RB: Josh Jacobs, MarShawn Lloyd, Emanuel Wilson, Chris Brooks
OL (L-R): Rasheed Walker, Aaron Banks, Elgton Jenkins, Jordan Morgan, Zach Tom

The Packers have a shockingly simple approach on the ground: Give the rock to Jacobs early and often. The free agent addition was one of six backs to top 300 carries. He turned that into 1,329 yards and 15 scores. Jacobs also amassed a 36/322/1 receiving line while averaging a respectable 1.4 YPRR. Love’s various injuries certainly pushed Green Bay toward a run-heavy approach, but Jacobs gave them plenty of reasons to do so on his own. He matched his elite counting stats with impressive marks in the spreadsheets:

  • 90.5 PFF Rushing Grade (4th)
  • 3.5 YAC per carry (7th)
  • .73 RYOE per carry (10th)
  • 48.8 percent success

Green Bay drafted MarShawn Lloyd on Day Two of the draft to be a lightning option to Jacobs’ thunder. He dealt with several injuries as a rookie and only took the field for one game. The coaches have generally been positive on his outlook heading into year two, making him a fun late-round dart in best ball leagues.

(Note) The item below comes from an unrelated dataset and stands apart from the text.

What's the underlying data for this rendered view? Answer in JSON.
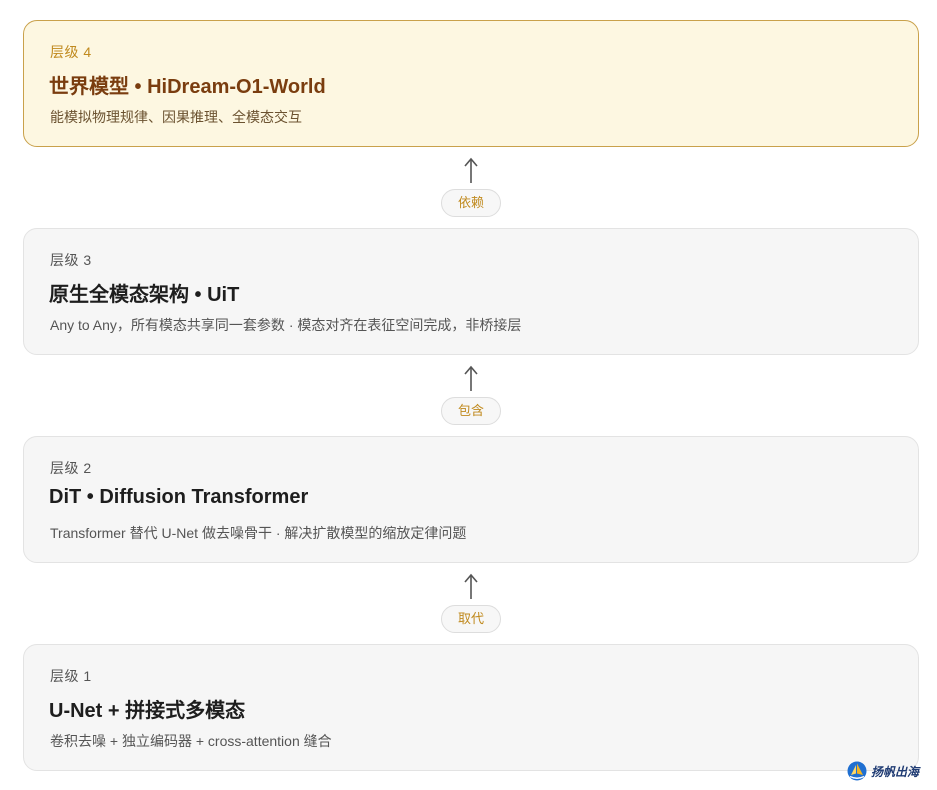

Third-stringer Emanuel Wilson won’t be going down without a fight for the RB2 job. Wilson averaged 4.9 yards per carry on 103 attempts as the primary backup to Jacobs last year and was capable as a pass-catcher out of the backfield. Jacobs isn’t going to leave enough meat on the bone for a second back to be relevant on a week-to-week basis, but the winner of this camp battle will be one of the more exciting backup running backs to draft in deep leagues.

Win Total

DraftKings Over/Under: 9.5

Pick: Over (-120)

LaFleur has hit double-digit wins in 4-of-6 seasons as the Packers’ boss and did so last year while coaxing two wins out of Malik Willis. His team is also running back the squad they had in 2024 while everyone else in the NFC North is experiencing some sort of extreme turnover. If you’re sold on the idea that LaFleur will be taking the restrictor plate off a healthy Love this year, his passing props also look enticing. DraftKings has Love priced at -110 to top 3,600 passing yards, a mark he easily cleared in 2023, when he was healthy and LaFleur was letting him sling it.